There's some big news (kind of) from the ASX banking sector worth discussing today. And it relates to Westpac Banking Corp (ASX: WBC) shares.
For quite a while, Westpac's fellow big four bank share ANZ Group Holdings Ltd (ASX: ANZ) had the honour (or perhaps dishonour) of being the highest-yielding ASX bank share out of the big four. But as it stands today, that title now belongs to Westpac shares.
Want proof? Well, right now, Westpac shares offer a dividend yield of 6.13%, which naturally comes fully franked. That's slightly higher than ANZ's yield of 6.03% at present. And it runs rings around the present yields of National Australia Bank Ltd (ASX: NAB) and Commonwealth Bank of Australia (ASX: CBA) which are 5.43% and 4.37% respectively.
So how has this happened?
Well, it's thanks in large part to the sluggish performance of the Westpac share price itself. A company's dividend yield is derived from two factors. The first is, of course, the raw dividends per share that a company pays out in the first place. But the second relates to a company's share price.

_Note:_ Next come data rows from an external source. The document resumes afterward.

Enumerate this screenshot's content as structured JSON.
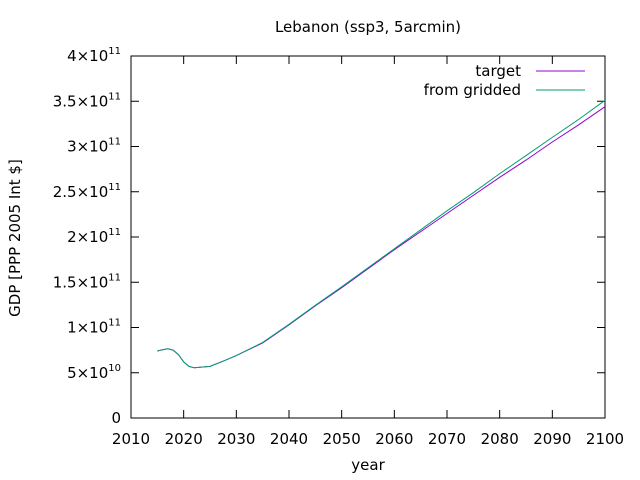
{
  "chart_data": {
    "type": "line",
    "title": "Lebanon (ssp3, 5arcmin)",
    "xlabel": "year",
    "ylabel": "GDP [PPP 2005 Int $]",
    "xlim": [
      2010,
      2100
    ],
    "ylim": [
      0,
      400000000000
    ],
    "xticks": [
      2010,
      2020,
      2030,
      2040,
      2050,
      2060,
      2070,
      2080,
      2090,
      2100
    ],
    "yticks": [
      {
        "value": 0,
        "mant": "0",
        "exp": ""
      },
      {
        "value": 50000000000,
        "mant": "5×10",
        "exp": "10"
      },
      {
        "value": 100000000000,
        "mant": "1×10",
        "exp": "11"
      },
      {
        "value": 150000000000,
        "mant": "1.5×10",
        "exp": "11"
      },
      {
        "value": 200000000000,
        "mant": "2×10",
        "exp": "11"
      },
      {
        "value": 250000000000,
        "mant": "2.5×10",
        "exp": "11"
      },
      {
        "value": 300000000000,
        "mant": "3×10",
        "exp": "11"
      },
      {
        "value": 350000000000,
        "mant": "3.5×10",
        "exp": "11"
      },
      {
        "value": 400000000000,
        "mant": "4×10",
        "exp": "11"
      }
    ],
    "grid": false,
    "legend_position": "top-right",
    "series": [
      {
        "name": "target",
        "color": "#9400d3",
        "x": [
          2015,
          2016,
          2017,
          2018,
          2019,
          2020,
          2021,
          2022,
          2025,
          2028,
          2030,
          2035,
          2040,
          2045,
          2050,
          2055,
          2060,
          2065,
          2070,
          2075,
          2080,
          2085,
          2090,
          2095,
          2100
        ],
        "y": [
          74000000000,
          75500000000,
          76500000000,
          75000000000,
          70000000000,
          62000000000,
          57000000000,
          55500000000,
          57000000000,
          64000000000,
          69000000000,
          83000000000,
          103000000000,
          124000000000,
          144000000000,
          165000000000,
          186000000000,
          206000000000,
          226000000000,
          246000000000,
          266000000000,
          285000000000,
          305000000000,
          324000000000,
          344000000000
        ]
      },
      {
        "name": "from gridded",
        "color": "#009e73",
        "x": [
          2015,
          2016,
          2017,
          2018,
          2019,
          2020,
          2021,
          2022,
          2025,
          2028,
          2030,
          2035,
          2040,
          2045,
          2050,
          2055,
          2060,
          2065,
          2070,
          2075,
          2080,
          2085,
          2090,
          2095,
          2100
        ],
        "y": [
          74000000000,
          75500000000,
          76500000000,
          75000000000,
          70000000000,
          62000000000,
          57000000000,
          55500000000,
          57000000000,
          64000000000,
          69000000000,
          83500000000,
          103500000000,
          124500000000,
          145000000000,
          166000000000,
          187000000000,
          208000000000,
          229000000000,
          249000000000,
          270000000000,
          290000000000,
          310000000000,
          330000000000,
          351000000000
        ]
      }
    ]
  }
}
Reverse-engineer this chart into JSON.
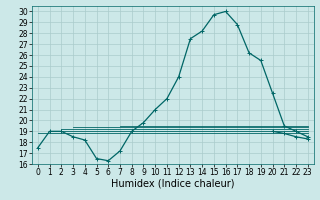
{
  "background_color": "#cce8e8",
  "grid_color": "#aacccc",
  "line_color": "#006666",
  "xlabel": "Humidex (Indice chaleur)",
  "xlim": [
    -0.5,
    23.5
  ],
  "ylim": [
    16,
    30.5
  ],
  "yticks": [
    16,
    17,
    18,
    19,
    20,
    21,
    22,
    23,
    24,
    25,
    26,
    27,
    28,
    29,
    30
  ],
  "xticks": [
    0,
    1,
    2,
    3,
    4,
    5,
    6,
    7,
    8,
    9,
    10,
    11,
    12,
    13,
    14,
    15,
    16,
    17,
    18,
    19,
    20,
    21,
    22,
    23
  ],
  "main_x": [
    0,
    1,
    2,
    3,
    4,
    5,
    6,
    7,
    8,
    9,
    10,
    11,
    12,
    13,
    14,
    15,
    16,
    17,
    18,
    19,
    20,
    21,
    22,
    23
  ],
  "main_y": [
    17.5,
    19.0,
    19.0,
    18.5,
    18.2,
    16.5,
    16.3,
    17.2,
    19.0,
    19.8,
    21.0,
    22.0,
    24.0,
    27.5,
    28.2,
    29.7,
    30.0,
    28.8,
    26.2,
    25.5,
    22.5,
    19.5,
    19.0,
    18.5
  ],
  "flat_lines": [
    {
      "x": [
        0,
        23
      ],
      "y": 18.8
    },
    {
      "x": [
        1,
        23
      ],
      "y": 19.0
    },
    {
      "x": [
        2,
        23
      ],
      "y": 19.2
    },
    {
      "x": [
        3,
        23
      ],
      "y": 19.4
    },
    {
      "x": [
        7,
        23
      ],
      "y": 19.5
    }
  ],
  "end_curve_x": [
    20,
    21,
    22,
    23
  ],
  "end_curve_y": [
    19.0,
    18.8,
    18.5,
    18.3
  ],
  "marker": "+",
  "marker_size": 3,
  "linewidth": 0.9,
  "xlabel_fontsize": 7,
  "tick_fontsize": 5.5
}
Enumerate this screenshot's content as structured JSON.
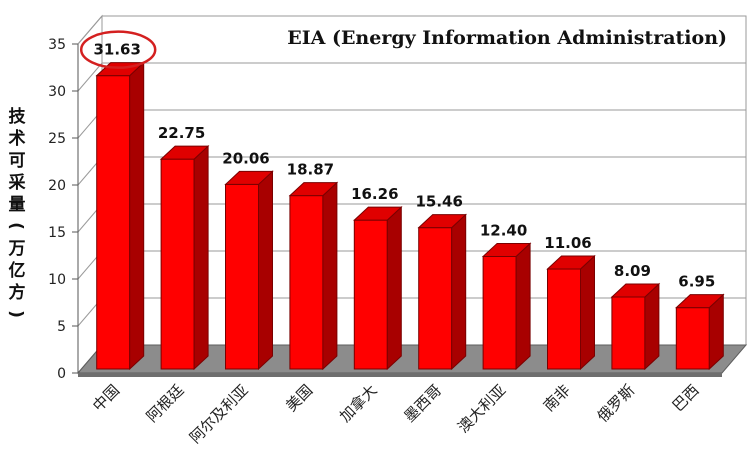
{
  "chart_data": {
    "type": "bar",
    "title": "EIA (Energy Information Administration)",
    "ylabel": "技术可采量(万亿方)",
    "xlabel": "",
    "categories": [
      "中国",
      "阿根廷",
      "阿尔及利亚",
      "美国",
      "加拿大",
      "墨西哥",
      "澳大利亚",
      "南非",
      "俄罗斯",
      "巴西"
    ],
    "values": [
      31.63,
      22.75,
      20.06,
      18.87,
      16.26,
      15.46,
      12.4,
      11.06,
      8.09,
      6.95
    ],
    "value_labels": [
      "31.63",
      "22.75",
      "20.06",
      "18.87",
      "16.26",
      "15.46",
      "12.40",
      "11.06",
      "8.09",
      "6.95"
    ],
    "ylim": [
      0,
      35
    ],
    "yticks": [
      0,
      5,
      10,
      15,
      20,
      25,
      30,
      35
    ],
    "grid": true,
    "style": "3d-bar",
    "bar_color": "#ff0000",
    "highlight_index": 0,
    "highlight_color": "#d42020"
  }
}
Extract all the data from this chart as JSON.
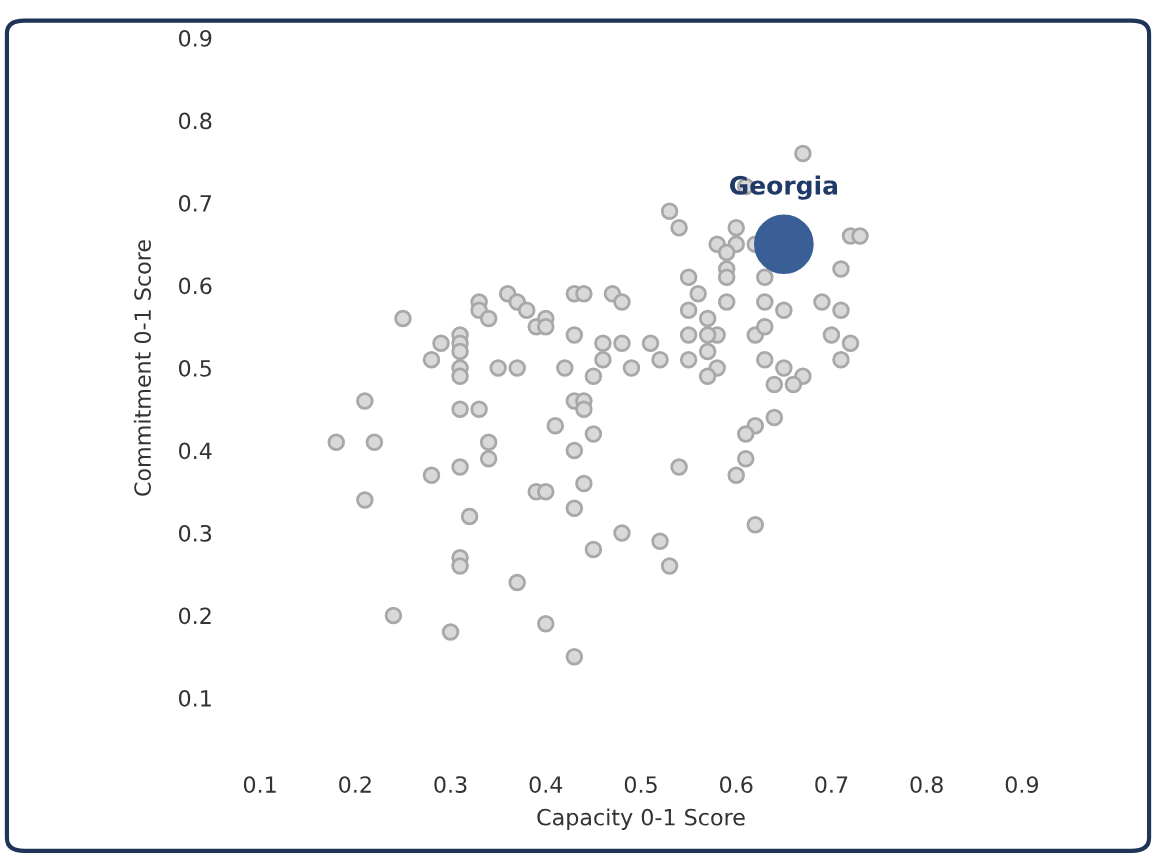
{
  "chart_data": {
    "type": "scatter",
    "xlabel": "Capacity 0-1 Score",
    "ylabel": "Commitment 0-1 Score",
    "xlim": [
      0.1,
      0.9
    ],
    "ylim": [
      0.1,
      0.9
    ],
    "xticks": [
      0.1,
      0.2,
      0.3,
      0.4,
      0.5,
      0.6,
      0.7,
      0.8,
      0.9
    ],
    "yticks": [
      0.1,
      0.2,
      0.3,
      0.4,
      0.5,
      0.6,
      0.7,
      0.8,
      0.9
    ],
    "grid": false,
    "legend": false,
    "marker": "circle",
    "series": [
      {
        "color": "#d9d9d9",
        "x": [
          0.18,
          0.21,
          0.22,
          0.25,
          0.28,
          0.29,
          0.31,
          0.31,
          0.31,
          0.31,
          0.31,
          0.31,
          0.33,
          0.33,
          0.33,
          0.34,
          0.34,
          0.34,
          0.35,
          0.36,
          0.37,
          0.37,
          0.38,
          0.39,
          0.4,
          0.4,
          0.41,
          0.42,
          0.43,
          0.43,
          0.43,
          0.44,
          0.43,
          0.44,
          0.44,
          0.45,
          0.45,
          0.28,
          0.31,
          0.21,
          0.32,
          0.31,
          0.31,
          0.24,
          0.3,
          0.37,
          0.4,
          0.43,
          0.39,
          0.4,
          0.43,
          0.44,
          0.45,
          0.48,
          0.54,
          0.52,
          0.53,
          0.6,
          0.61,
          0.62,
          0.67,
          0.61,
          0.53,
          0.54,
          0.6,
          0.58,
          0.6,
          0.62,
          0.59,
          0.59,
          0.59,
          0.63,
          0.55,
          0.71,
          0.72,
          0.73,
          0.47,
          0.48,
          0.56,
          0.55,
          0.59,
          0.63,
          0.65,
          0.69,
          0.71,
          0.46,
          0.48,
          0.51,
          0.46,
          0.49,
          0.52,
          0.55,
          0.58,
          0.57,
          0.57,
          0.62,
          0.63,
          0.55,
          0.57,
          0.58,
          0.57,
          0.63,
          0.7,
          0.72,
          0.71,
          0.65,
          0.67,
          0.64,
          0.66,
          0.62,
          0.61,
          0.64
        ],
        "values": [
          0.41,
          0.46,
          0.41,
          0.56,
          0.51,
          0.53,
          0.54,
          0.53,
          0.52,
          0.5,
          0.49,
          0.45,
          0.45,
          0.58,
          0.57,
          0.56,
          0.41,
          0.39,
          0.5,
          0.59,
          0.5,
          0.58,
          0.57,
          0.55,
          0.56,
          0.55,
          0.43,
          0.5,
          0.4,
          0.54,
          0.59,
          0.59,
          0.46,
          0.46,
          0.45,
          0.49,
          0.42,
          0.37,
          0.38,
          0.34,
          0.32,
          0.27,
          0.26,
          0.2,
          0.18,
          0.24,
          0.19,
          0.15,
          0.35,
          0.35,
          0.33,
          0.36,
          0.28,
          0.3,
          0.38,
          0.29,
          0.26,
          0.37,
          0.39,
          0.31,
          0.76,
          0.72,
          0.69,
          0.67,
          0.67,
          0.65,
          0.65,
          0.65,
          0.64,
          0.62,
          0.61,
          0.61,
          0.61,
          0.62,
          0.66,
          0.66,
          0.59,
          0.58,
          0.59,
          0.57,
          0.58,
          0.58,
          0.57,
          0.58,
          0.57,
          0.53,
          0.53,
          0.53,
          0.51,
          0.5,
          0.51,
          0.54,
          0.54,
          0.54,
          0.56,
          0.54,
          0.55,
          0.51,
          0.52,
          0.5,
          0.49,
          0.51,
          0.54,
          0.53,
          0.51,
          0.5,
          0.49,
          0.48,
          0.48,
          0.43,
          0.42,
          0.44
        ]
      },
      {
        "name": "Georgia",
        "color": "#3a5e96",
        "x": [
          0.65
        ],
        "values": [
          0.65
        ]
      }
    ]
  }
}
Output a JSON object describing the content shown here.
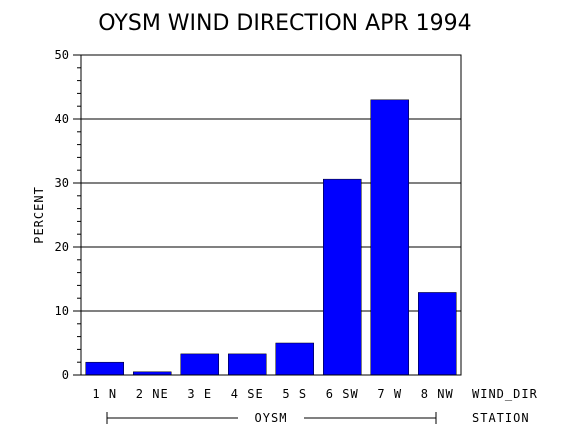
{
  "chart_data": {
    "type": "bar",
    "title": "OYSM WIND DIRECTION APR 1994",
    "ylabel": "PERCENT",
    "xlabel": "WIND_DIR",
    "group_axis_label": "STATION",
    "group_label": "OYSM",
    "categories": [
      "1 N",
      "2 NE",
      "3 E",
      "4 SE",
      "5 S",
      "6 SW",
      "7 W",
      "8 NW"
    ],
    "values": [
      2.0,
      0.5,
      3.3,
      3.3,
      5.0,
      30.6,
      43.0,
      12.9
    ],
    "ylim": [
      0,
      50
    ],
    "yticks": [
      0,
      10,
      20,
      30,
      40,
      50
    ],
    "grid": true,
    "bar_color": "#0000ff"
  }
}
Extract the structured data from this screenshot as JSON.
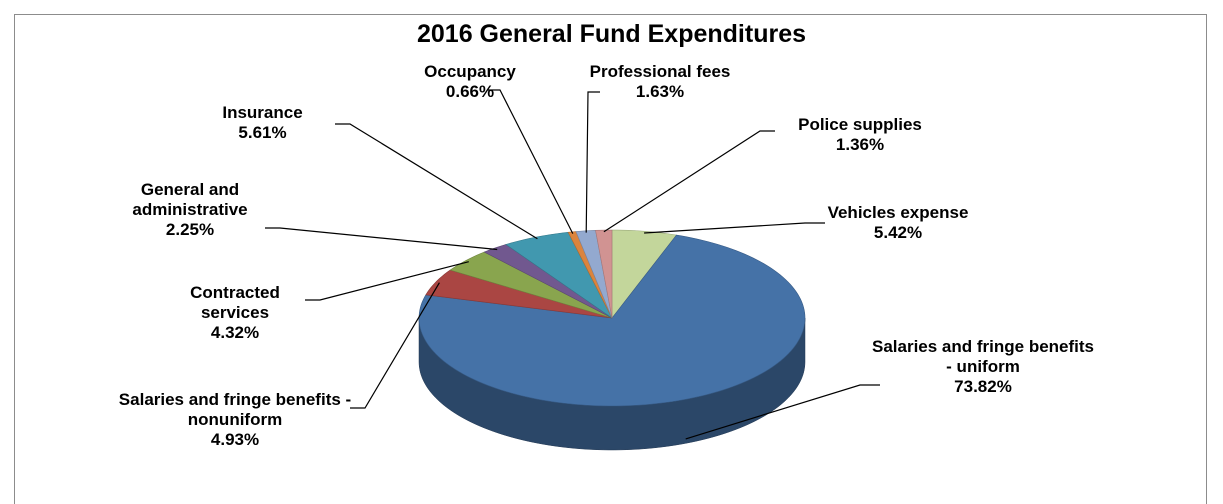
{
  "chart_data": {
    "type": "pie",
    "title": "2016 General Fund Expenditures",
    "categories": [
      "Vehicles expense",
      "Salaries and fringe benefits - uniform",
      "Salaries and fringe benefits - nonuniform",
      "Contracted services",
      "General and administrative",
      "Insurance",
      "Occupancy",
      "Professional fees",
      "Police supplies"
    ],
    "values": [
      5.42,
      73.82,
      4.93,
      4.32,
      2.25,
      5.61,
      0.66,
      1.63,
      1.36
    ],
    "value_labels": [
      "5.42%",
      "73.82%",
      "4.93%",
      "4.32%",
      "2.25%",
      "5.61%",
      "0.66%",
      "1.63%",
      "1.36%"
    ],
    "colors": [
      "#c3d69b",
      "#4572a7",
      "#aa4643",
      "#89a54e",
      "#71588f",
      "#4198af",
      "#db843d",
      "#93a9cf",
      "#d19392"
    ]
  }
}
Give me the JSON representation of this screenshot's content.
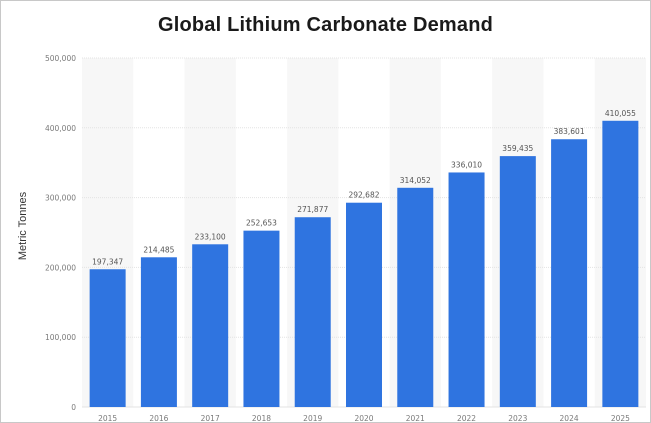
{
  "chart_data": {
    "type": "bar",
    "title": "Global Lithium Carbonate Demand",
    "xlabel": "",
    "ylabel": "Metric Tonnes",
    "categories": [
      "2015",
      "2016",
      "2017",
      "2018",
      "2019",
      "2020",
      "2021",
      "2022",
      "2023",
      "2024",
      "2025"
    ],
    "values": [
      197347,
      214485,
      233100,
      252653,
      271877,
      292682,
      314052,
      336010,
      359435,
      383601,
      410055
    ],
    "value_labels": [
      "197,347",
      "214,485",
      "233,100",
      "252,653",
      "271,877",
      "292,682",
      "314,052",
      "336,010",
      "359,435",
      "383,601",
      "410,055"
    ],
    "ylim": [
      0,
      500000
    ],
    "yticks": [
      0,
      100000,
      200000,
      300000,
      400000,
      500000
    ],
    "ytick_labels": [
      "0",
      "100,000",
      "200,000",
      "300,000",
      "400,000",
      "500,000"
    ],
    "grid": true,
    "legend": "none",
    "bar_color": "#2f74e0"
  }
}
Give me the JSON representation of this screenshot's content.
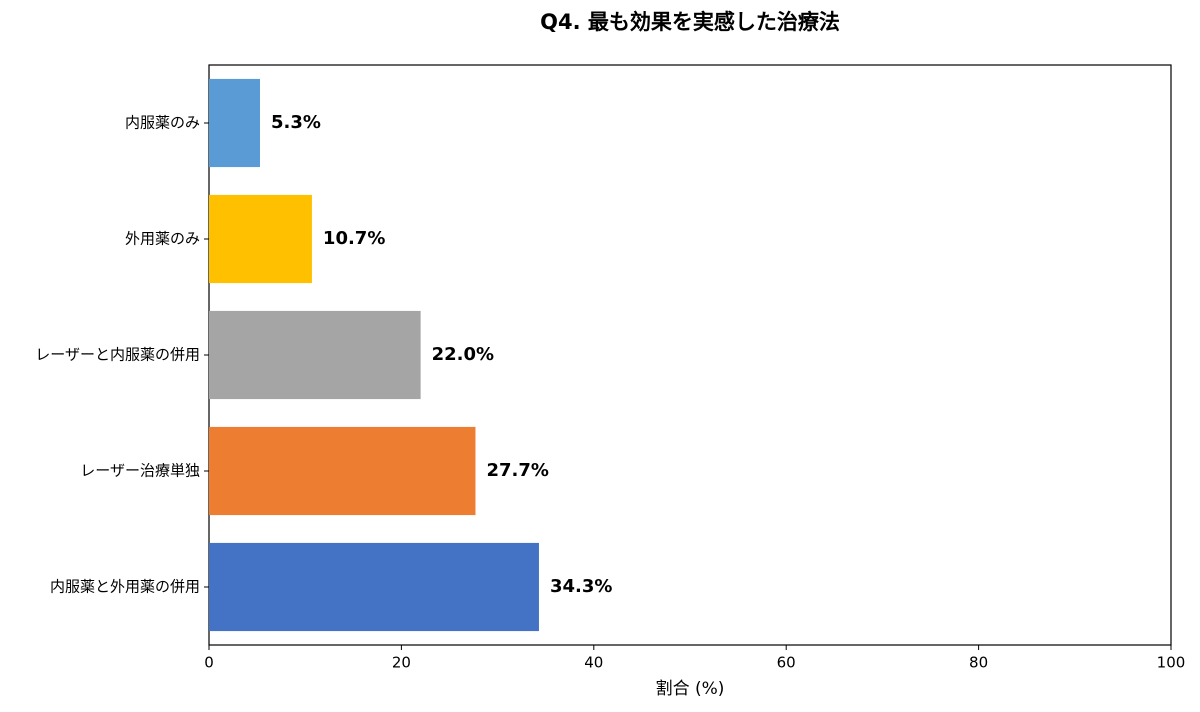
{
  "chart_data": {
    "type": "barh",
    "title": "Q4. 最も効果を実感した治療法",
    "categories": [
      "内服薬のみ",
      "外用薬のみ",
      "レーザーと内服薬の併用",
      "レーザー治療単独",
      "内服薬と外用薬の併用"
    ],
    "values": [
      5.3,
      10.7,
      22.0,
      27.7,
      34.3
    ],
    "value_labels": [
      "5.3%",
      "10.7%",
      "22.0%",
      "27.7%",
      "34.3%"
    ],
    "colors": [
      "#5b9bd5",
      "#ffc000",
      "#a5a5a5",
      "#ed7d31",
      "#4472c4"
    ],
    "xlabel": "割合 (%)",
    "xlim": [
      0,
      100
    ],
    "xticks": [
      0,
      20,
      40,
      60,
      80,
      100
    ],
    "grid": false
  }
}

Why do Westpac shares now have the highest dividend yield out of the big four ASX banks?
If an ASX share has a share price of $100 and pays out an annual dividend of $5 a share, then it will have a yield of 5%. But if this company puts its dividends to $2.50 per share, then its yield will drop to 2.5%. Easy to follow.
But say that same company is bid up to $200 a share thanks to the goodwill of investors. Even if it keeps paying out $5 per share, its actual dividend yield will also drop to 2.5%.
But this works in reverse too – a falling share price boosts a company's dividend yield. If that same company fell to $50 a share but kept its $5 annual dividend, its dividend yield would double to 10%.
That's why I mentioned that the title of 'highest-yielding ASX bank share' could be construed as a dishonourable one for Westpac.
So you can see how a company's raw dividends, as well as its share price, both play equal roles in the determination of a dividend yield.
In the case of Westpac, well, it hasn't been a great year for this ASX 200 bank share. Over 2023 to date, Westpac shares have, in fact, gone backwards by 3.8%. In contrast, ANZ shares have risen by a far healthier 11.56%, as you can see below:
NAB has treaded water with its small rise of 0.7%, while CBA is up 2% year to date.
So it is both thanks to the Westpac share price's sluggish performance in 2023, as well as ANZ's outsized gains, that have resulted in Westpac claiming the title of highest-yielding ASX big four bank share. Let's see how long it remains in Westpac's hands.